Any authentication scheme that involves putting any information in rfc2822
headers (other than for tracing purposes) is competing with senderID and
DomainKeys, *not* SPF. SPF is an rfc2821 authentication protocol and takes
place before SMTP DATA, the same with SRS and SES (except that SES can
optionally use rfc2822 headers and message body for replay protection). The
only "headers" in rfc2821 are HELO, MAIL FROM, and RCPT TO.
I am not currently interested in rfc2822 authentication. But when
I need to do it, I would certainly prefer your system to Microsofts
if it is not patent encumbered, or at least provides a free
non-discriminatory (GPL compatible) license to implement the protocol
(and assuming it actually works).
This list is for discussing using and promoting SPFv1 for rfc2821
authentication. I'm not dissing your ideas - they are just off topic. If
you've got something better than the Microsoft senderID abhomination - more
power to you. But part of what makes the Microsoft proposal abhominable is
that it confuses the 2821 and 2822 layers of SMTP, both technically and
in their marketing FUD. SPFv2 and Unified SPF reuse the syntax and DNS
framework of SPFv1 to also handle rfc2822, but they carefully keep the layers
separate via scope modifiers.
Having said that, I should reevaluate your posts with the assumption that
you are actually talking about a senderID alternative, rather than
an SPF alternative.

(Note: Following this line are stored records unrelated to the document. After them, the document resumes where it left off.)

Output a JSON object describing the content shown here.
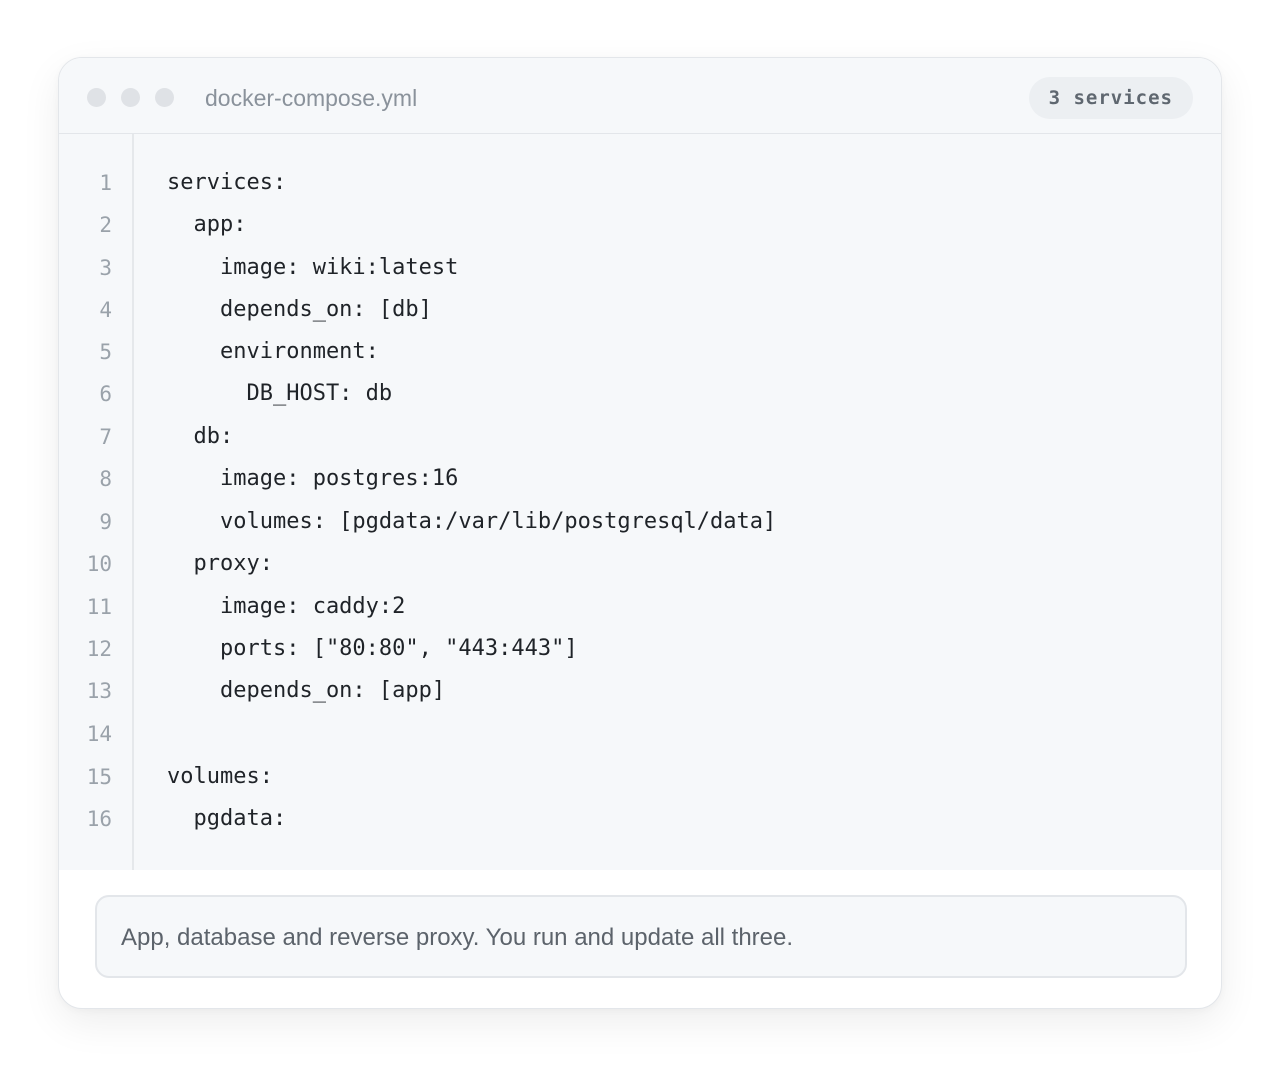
{
  "window": {
    "filename": "docker-compose.yml",
    "badge": "3 services"
  },
  "code": {
    "line_numbers": [
      "1",
      "2",
      "3",
      "4",
      "5",
      "6",
      "7",
      "8",
      "9",
      "10",
      "11",
      "12",
      "13",
      "14",
      "15",
      "16"
    ],
    "lines": [
      "services:",
      "  app:",
      "    image: wiki:latest",
      "    depends_on: [db]",
      "    environment:",
      "      DB_HOST: db",
      "  db:",
      "    image: postgres:16",
      "    volumes: [pgdata:/var/lib/postgresql/data]",
      "  proxy:",
      "    image: caddy:2",
      "    ports: [\"80:80\", \"443:443\"]",
      "    depends_on: [app]",
      "",
      "volumes:",
      "  pgdata:"
    ]
  },
  "footer": {
    "note": "App, database and reverse proxy. You run and update all three."
  },
  "colors": {
    "panel_bg": "#f6f8fa",
    "border": "#e3e6ea",
    "code_text": "#1f2328",
    "muted_text": "#8a929b"
  }
}
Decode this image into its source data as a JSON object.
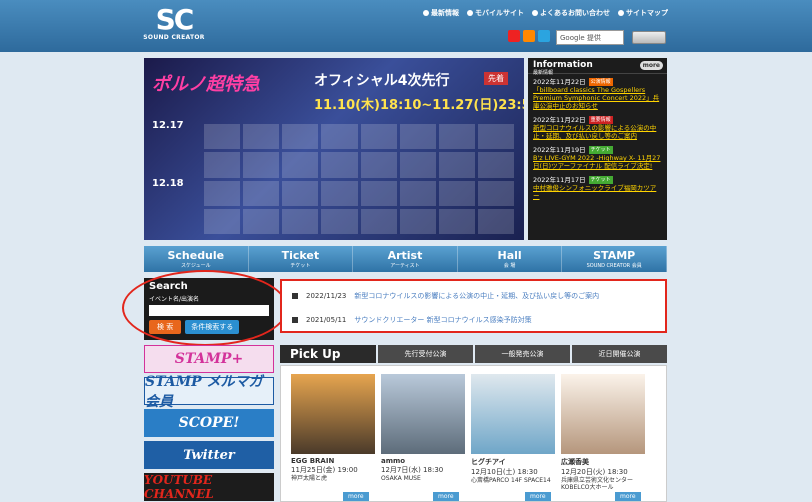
{
  "header": {
    "logo_mark": "SC",
    "logo_text": "SOUND CREATOR",
    "links": [
      "最新情報",
      "モバイルサイト",
      "よくあるお問い合わせ",
      "サイトマップ"
    ],
    "search_placeholder": "Google 提供"
  },
  "hero": {
    "logo": "ポルノ超特急",
    "title": "オフィシャル4次先行",
    "badge": "先着",
    "date": "11.10(木)18:10~11.27(日)23:59",
    "day1": "12.17",
    "day2": "12.18"
  },
  "information": {
    "title": "Information",
    "subtitle": "最新情報",
    "more": "more",
    "items": [
      {
        "date": "2022年11月22日",
        "tag": "公演情報",
        "text": "「billboard classics The Gospellers Premium Symphonic Concert 2022」兵庫公演中止のお知らせ"
      },
      {
        "date": "2022年11月22日",
        "tag": "重要情報",
        "text": "新型コロナウイルスの影響による公演の中止・延期、及び払い戻し等のご案内"
      },
      {
        "date": "2022年11月19日",
        "tag": "チケット",
        "text": "B'z LIVE-GYM 2022 -Highway X- 11月27日(日)ツアーファイナル 配信ライブ決定!"
      },
      {
        "date": "2022年11月17日",
        "tag": "チケット",
        "text": "中村雅俊シンフォニックライブ福岡カツアー"
      }
    ]
  },
  "nav": [
    {
      "label": "Schedule",
      "sub": "スケジュール"
    },
    {
      "label": "Ticket",
      "sub": "チケット"
    },
    {
      "label": "Artist",
      "sub": "アーティスト"
    },
    {
      "label": "Hall",
      "sub": "会 場"
    },
    {
      "label": "STAMP",
      "sub": "SOUND CREATOR 会員"
    }
  ],
  "search": {
    "title": "Search",
    "label": "イベント名/出演名",
    "btn_search": "検 索",
    "btn_adv": "条件検索する"
  },
  "banners": [
    "STAMP+",
    "STAMP メルマガ会員",
    "SCOPE!",
    "Twitter",
    "YOUTUBE CHANNEL"
  ],
  "notices": [
    {
      "date": "2022/11/23",
      "text": "新型コロナウイルスの影響による公演の中止・延期、及び払い戻し等のご案内"
    },
    {
      "date": "2021/05/11",
      "text": "サウンドクリエーター 新型コロナウイルス感染予防対策"
    }
  ],
  "pickup": {
    "title": "Pick Up",
    "tabs": [
      "先行受付公演",
      "一般発売公演",
      "近日開催公演"
    ],
    "more": "more",
    "cards": [
      {
        "name": "EGG BRAIN",
        "date": "11月25日(金) 19:00",
        "venue": "神戸太陽と虎"
      },
      {
        "name": "ammo",
        "date": "12月7日(水) 18:30",
        "venue": "OSAKA MUSE"
      },
      {
        "name": "ヒグチアイ",
        "date": "12月10日(土) 18:30",
        "venue": "心斎橋PARCO 14F SPACE14"
      },
      {
        "name": "広瀬香美",
        "date": "12月20日(火) 18:30",
        "venue": "兵庫県立芸術文化センター KOBELCO大ホール"
      }
    ]
  }
}
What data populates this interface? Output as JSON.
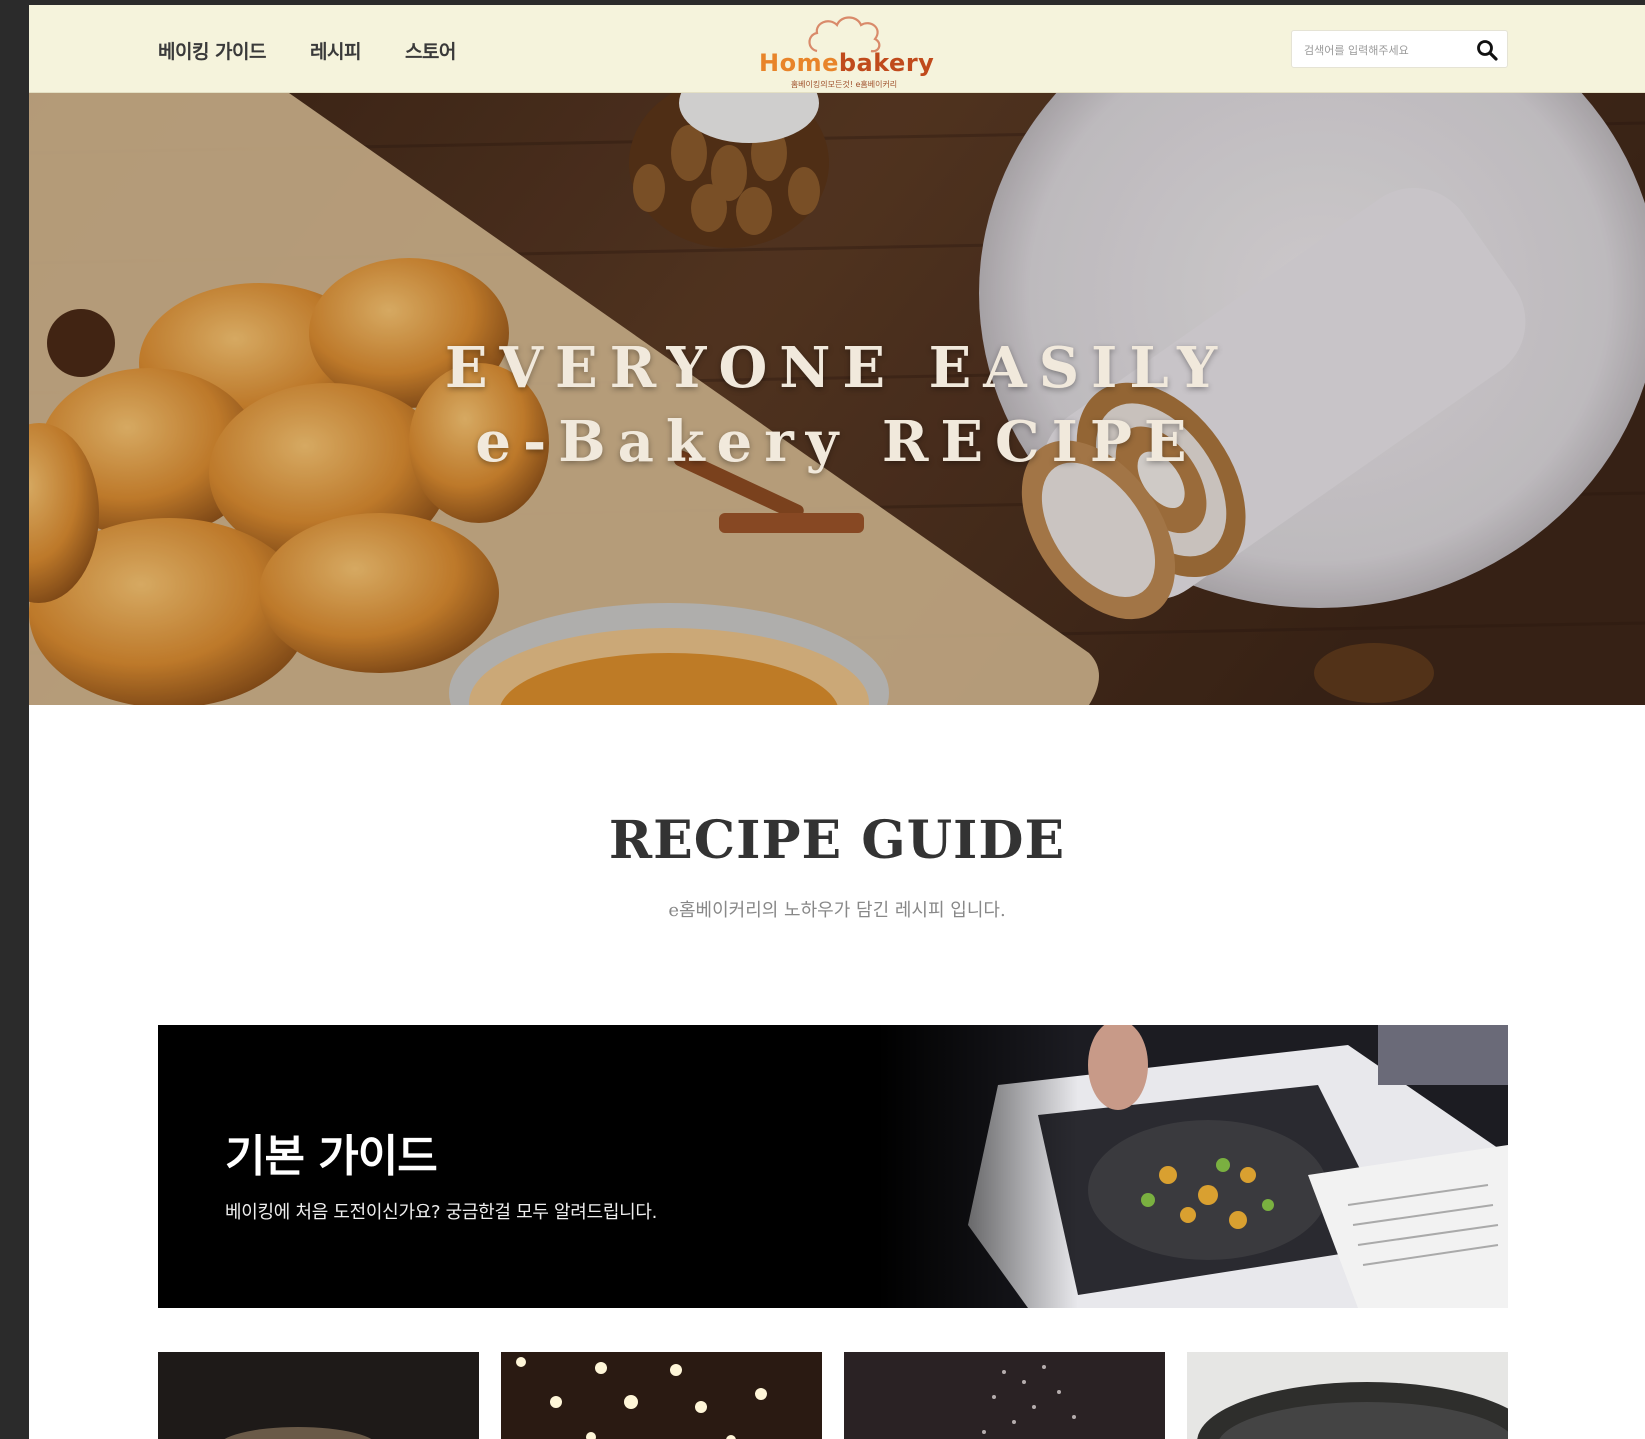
{
  "nav": {
    "items": [
      {
        "label": "베이킹 가이드"
      },
      {
        "label": "레시피"
      },
      {
        "label": "스토어"
      }
    ]
  },
  "logo": {
    "text_a": "Home",
    "text_b": "bakery",
    "tagline": "홈베이킹의모든것! e홈베이커리"
  },
  "search": {
    "placeholder": "검색어를 입력해주세요",
    "icon": "search-icon"
  },
  "hero": {
    "line1": "EVERYONE EASILY",
    "line2": "e-Bakery RECIPE"
  },
  "section": {
    "title": "RECIPE GUIDE",
    "subtitle": "e홈베이커리의 노하우가 담긴 레시피 입니다."
  },
  "guide": {
    "title": "기본 가이드",
    "description": "베이킹에 처음 도전이신가요? 궁금한걸 모두 알려드립니다."
  },
  "colors": {
    "header_bg": "#f5f3dc",
    "logo_orange": "#e8842a",
    "logo_brown": "#c04a1c",
    "heading_text": "#333333"
  }
}
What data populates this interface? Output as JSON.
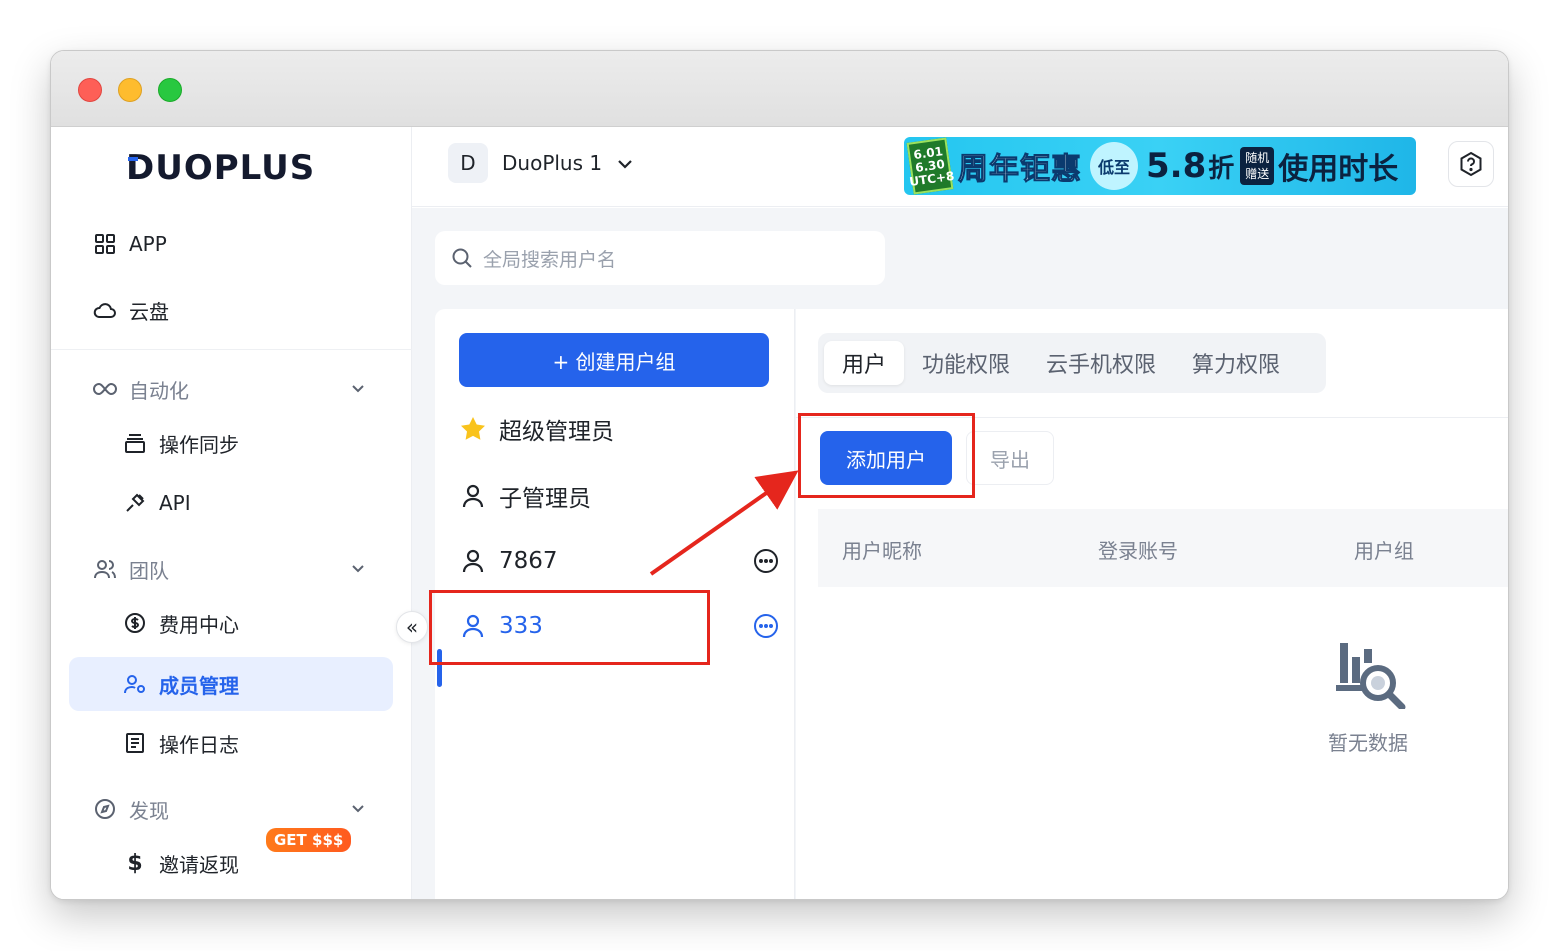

You might have some great ideas that would do
an end run around Microsoft. To an end-user, rfc2822 headers are
much more visible, and where the user needs the most help in
recognizing "phishing" attacks. I say, I *should* reevaluate your
posts, however, I'm not really up to speed on 2822 authentication, having been
concentrating on the 2821 end of things.
I notice that SRS uses a hash code. That isn't part of the standard, so your
MTA must work even with another MTA that doesn't use it.
The hash code for SRS and SES is only used by the senders MTAs. That
is why SRS and SES work perfectly even if you are the only domain in
the world to implement them. They do not depend on any cooperation
from other entities other than using return path for DSNs per rfc2821.
Neither SRS nor SES are part of the SPF standard, but each has its
own documents which do specify the hash code so that different implementations
are interchangeable on an MTA.
Stuart D. Gathman <stuart(_at_)bmsi(_dot_)com>
Business Management Systems Inc. Phone: 703 591-0911 Fax: 703 591-6154
"Confutatis maledictis, flamis acribus addictis" - background song for
a Microsoft sponsored "Where do you want to go from here?" commercial.